McAfee’s warning highlights enhanced phishing, with the lures the same albeit the presentation much improved. As such, when you “receive an email that looks identical to one from your bank, asking you to verify your account details” is to ensure you have the usual security hygiene factors in place—2FA, strong and unique passwords or better yet passkeys, never clicking links.
But new phishing lures—especially in the corporate world—might just be seeking information, trusted access elsewhere within the enterprise, or to kickstart a larger, more complex fraud to divert funds or trick an exec into giving their finance team the nod to okay a transaction. Check Point says the rapid advanced in AI now give attackers “the ability to write a perfect phishing email”.
eBay’s cyber crime security researcher Nadezda Demidova told The FT that “the availability of generative AI tools lowers the entry threshold for advanced cyber crime… We’ve witnessed a growth in the volume of all kinds of cyber attacks,” describing the latest scams as “polished and closely targeted.”
ESET’s Jake Moore agrees. “Social engineering,” he says, “has an impressive hold over people due to human interaction but now as AI can apply the same tactics from a technological perspective, it is becoming harder to mitigate unless people really start to think about reducing what they post online.”
Such is the fear of such attacks that the FBI issued a specific advisory last month: “Generative AI takes what it has learned from examples input by a user and synthesizes something entirely new based on that information. These tools assist with content creation and can correct for human errors that might otherwise serve as warning signs of fraud… Synthetic content is not inherently illegal; however, synthetic content can be used to facilitate crimes, such as fraud and extortion.”
“Ultimately,” Moore told me, “whether AI has enhanced an attack or not, we need to remind people about these increasingly more sophisticated attacks and how to think twice before transferring money or divulging personal information when requested – however believable the request may seem.”
“Phishing scams generated using AI may also be more likely to bypass companies’ email filters and cyber security training,” The FT says. And with human mistakes still the key to all compromises, such a convincing lure at stage one is a security nightmare. From then on, other emails are likely real and it’s unlikely anyone will check back to the original source. The circle of trust has been broken.

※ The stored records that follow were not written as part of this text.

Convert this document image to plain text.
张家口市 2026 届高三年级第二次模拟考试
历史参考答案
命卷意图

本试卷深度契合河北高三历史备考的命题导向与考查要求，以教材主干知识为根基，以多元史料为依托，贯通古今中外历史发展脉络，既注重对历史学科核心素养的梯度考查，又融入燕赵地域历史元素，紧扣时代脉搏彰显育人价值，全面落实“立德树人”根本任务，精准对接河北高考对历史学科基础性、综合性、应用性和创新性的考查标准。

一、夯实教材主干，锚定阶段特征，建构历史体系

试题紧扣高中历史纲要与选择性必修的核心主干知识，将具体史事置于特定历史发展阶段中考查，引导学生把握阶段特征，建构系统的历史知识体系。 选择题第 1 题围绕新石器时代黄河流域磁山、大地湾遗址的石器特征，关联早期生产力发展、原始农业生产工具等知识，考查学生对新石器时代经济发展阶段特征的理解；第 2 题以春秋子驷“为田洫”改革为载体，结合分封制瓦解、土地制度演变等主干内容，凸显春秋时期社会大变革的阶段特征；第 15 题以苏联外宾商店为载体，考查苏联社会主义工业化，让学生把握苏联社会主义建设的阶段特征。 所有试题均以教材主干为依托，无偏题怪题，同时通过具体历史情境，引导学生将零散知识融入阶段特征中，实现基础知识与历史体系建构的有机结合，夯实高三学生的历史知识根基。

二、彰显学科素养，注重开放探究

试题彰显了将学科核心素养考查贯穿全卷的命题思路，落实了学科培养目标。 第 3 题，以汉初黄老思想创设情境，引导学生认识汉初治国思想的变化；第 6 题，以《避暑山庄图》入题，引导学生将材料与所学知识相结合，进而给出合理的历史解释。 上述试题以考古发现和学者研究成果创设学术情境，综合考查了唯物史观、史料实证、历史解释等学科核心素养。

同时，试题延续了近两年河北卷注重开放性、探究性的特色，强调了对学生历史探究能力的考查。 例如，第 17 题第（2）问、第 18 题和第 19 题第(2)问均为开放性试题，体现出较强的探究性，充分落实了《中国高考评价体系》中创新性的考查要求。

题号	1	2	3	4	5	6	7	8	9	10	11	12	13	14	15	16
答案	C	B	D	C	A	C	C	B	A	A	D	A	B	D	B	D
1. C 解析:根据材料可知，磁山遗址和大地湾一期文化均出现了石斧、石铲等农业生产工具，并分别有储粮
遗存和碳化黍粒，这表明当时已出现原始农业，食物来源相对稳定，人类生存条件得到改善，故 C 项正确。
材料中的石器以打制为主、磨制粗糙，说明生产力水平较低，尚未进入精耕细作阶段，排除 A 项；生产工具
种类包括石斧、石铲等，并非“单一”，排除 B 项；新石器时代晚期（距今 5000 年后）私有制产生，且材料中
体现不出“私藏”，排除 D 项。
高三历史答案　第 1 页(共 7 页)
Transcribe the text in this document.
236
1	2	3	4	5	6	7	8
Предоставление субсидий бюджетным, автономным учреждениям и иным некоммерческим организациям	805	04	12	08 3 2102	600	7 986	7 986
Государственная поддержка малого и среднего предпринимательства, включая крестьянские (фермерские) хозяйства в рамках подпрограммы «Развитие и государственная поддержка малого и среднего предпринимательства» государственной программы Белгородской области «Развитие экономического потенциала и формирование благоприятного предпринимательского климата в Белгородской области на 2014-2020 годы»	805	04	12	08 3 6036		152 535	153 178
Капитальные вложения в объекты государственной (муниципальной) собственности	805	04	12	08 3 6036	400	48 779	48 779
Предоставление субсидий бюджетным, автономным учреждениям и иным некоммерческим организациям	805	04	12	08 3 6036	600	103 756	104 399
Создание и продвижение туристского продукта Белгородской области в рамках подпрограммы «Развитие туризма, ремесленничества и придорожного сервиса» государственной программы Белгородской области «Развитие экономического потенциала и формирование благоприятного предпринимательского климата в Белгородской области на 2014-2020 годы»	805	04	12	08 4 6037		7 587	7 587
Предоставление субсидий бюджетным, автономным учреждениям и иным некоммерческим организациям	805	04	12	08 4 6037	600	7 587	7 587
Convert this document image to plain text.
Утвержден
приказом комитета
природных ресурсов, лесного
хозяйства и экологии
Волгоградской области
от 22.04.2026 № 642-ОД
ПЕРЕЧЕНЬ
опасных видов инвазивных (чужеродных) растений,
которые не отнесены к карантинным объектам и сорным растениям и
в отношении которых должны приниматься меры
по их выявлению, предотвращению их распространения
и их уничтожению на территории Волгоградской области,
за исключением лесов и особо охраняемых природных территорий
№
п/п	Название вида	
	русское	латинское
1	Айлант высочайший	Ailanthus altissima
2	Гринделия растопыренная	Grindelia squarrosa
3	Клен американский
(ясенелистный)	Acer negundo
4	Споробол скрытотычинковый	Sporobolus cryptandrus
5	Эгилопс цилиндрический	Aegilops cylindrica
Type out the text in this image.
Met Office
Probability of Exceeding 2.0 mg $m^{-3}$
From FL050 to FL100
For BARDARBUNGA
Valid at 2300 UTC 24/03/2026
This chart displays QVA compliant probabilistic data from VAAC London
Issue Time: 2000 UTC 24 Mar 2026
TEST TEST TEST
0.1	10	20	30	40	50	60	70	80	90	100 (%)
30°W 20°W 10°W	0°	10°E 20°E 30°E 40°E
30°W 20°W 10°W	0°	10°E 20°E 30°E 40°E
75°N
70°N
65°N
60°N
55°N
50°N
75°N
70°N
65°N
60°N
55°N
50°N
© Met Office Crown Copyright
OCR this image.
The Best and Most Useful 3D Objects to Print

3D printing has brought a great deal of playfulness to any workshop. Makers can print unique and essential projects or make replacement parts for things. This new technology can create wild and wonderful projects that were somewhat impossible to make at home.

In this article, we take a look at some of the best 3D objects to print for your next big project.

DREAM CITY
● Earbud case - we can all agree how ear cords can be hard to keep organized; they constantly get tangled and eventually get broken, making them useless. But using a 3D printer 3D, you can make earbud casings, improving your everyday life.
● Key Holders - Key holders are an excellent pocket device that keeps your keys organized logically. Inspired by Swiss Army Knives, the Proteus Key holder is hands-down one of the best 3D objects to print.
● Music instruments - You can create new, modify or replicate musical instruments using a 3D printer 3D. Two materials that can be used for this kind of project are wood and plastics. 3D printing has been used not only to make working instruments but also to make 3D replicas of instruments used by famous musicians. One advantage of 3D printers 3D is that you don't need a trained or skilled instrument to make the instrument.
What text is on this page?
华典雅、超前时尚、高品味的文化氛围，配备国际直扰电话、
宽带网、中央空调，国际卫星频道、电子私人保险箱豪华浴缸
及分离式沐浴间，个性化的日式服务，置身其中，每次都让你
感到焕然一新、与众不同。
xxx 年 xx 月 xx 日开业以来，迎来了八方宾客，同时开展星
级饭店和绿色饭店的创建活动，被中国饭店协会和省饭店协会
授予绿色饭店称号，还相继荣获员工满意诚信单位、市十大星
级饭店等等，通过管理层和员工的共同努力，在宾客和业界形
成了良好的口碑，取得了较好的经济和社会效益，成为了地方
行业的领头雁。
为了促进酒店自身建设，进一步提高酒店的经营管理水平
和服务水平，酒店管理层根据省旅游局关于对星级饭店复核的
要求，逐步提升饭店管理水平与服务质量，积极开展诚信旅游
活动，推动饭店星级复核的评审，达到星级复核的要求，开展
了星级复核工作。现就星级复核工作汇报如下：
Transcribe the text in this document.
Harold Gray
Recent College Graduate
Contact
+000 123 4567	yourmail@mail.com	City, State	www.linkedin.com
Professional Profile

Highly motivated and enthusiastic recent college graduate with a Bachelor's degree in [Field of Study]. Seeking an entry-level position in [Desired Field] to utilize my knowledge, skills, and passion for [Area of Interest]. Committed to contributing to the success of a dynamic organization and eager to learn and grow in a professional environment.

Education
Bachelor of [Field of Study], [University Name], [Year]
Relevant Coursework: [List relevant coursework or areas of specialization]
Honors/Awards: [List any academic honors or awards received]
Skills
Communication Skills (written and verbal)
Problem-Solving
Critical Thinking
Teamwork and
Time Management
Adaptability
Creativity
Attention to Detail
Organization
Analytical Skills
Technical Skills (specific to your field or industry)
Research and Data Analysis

“AI is transforming how the Gmail team protects billions of inboxes,” Google says, ”with new “ground-breaking AI models that significantly strengthened Gmail cyber-defenses [to] spot patterns and respond rapidly.” But AI can break such patterns, making every email unique and specifically avoiding the step and repeat telltales of the past—at least for the most sophisticated campaigns.
And this will only get worse. “AI has increased the power and simplicity for cybercriminals to scale up their attacks,” Moore warns. “Present phishing emails are fed into algorithms and analyzed but when such emails sound and feel genuine, they go under both the human and technological radars.”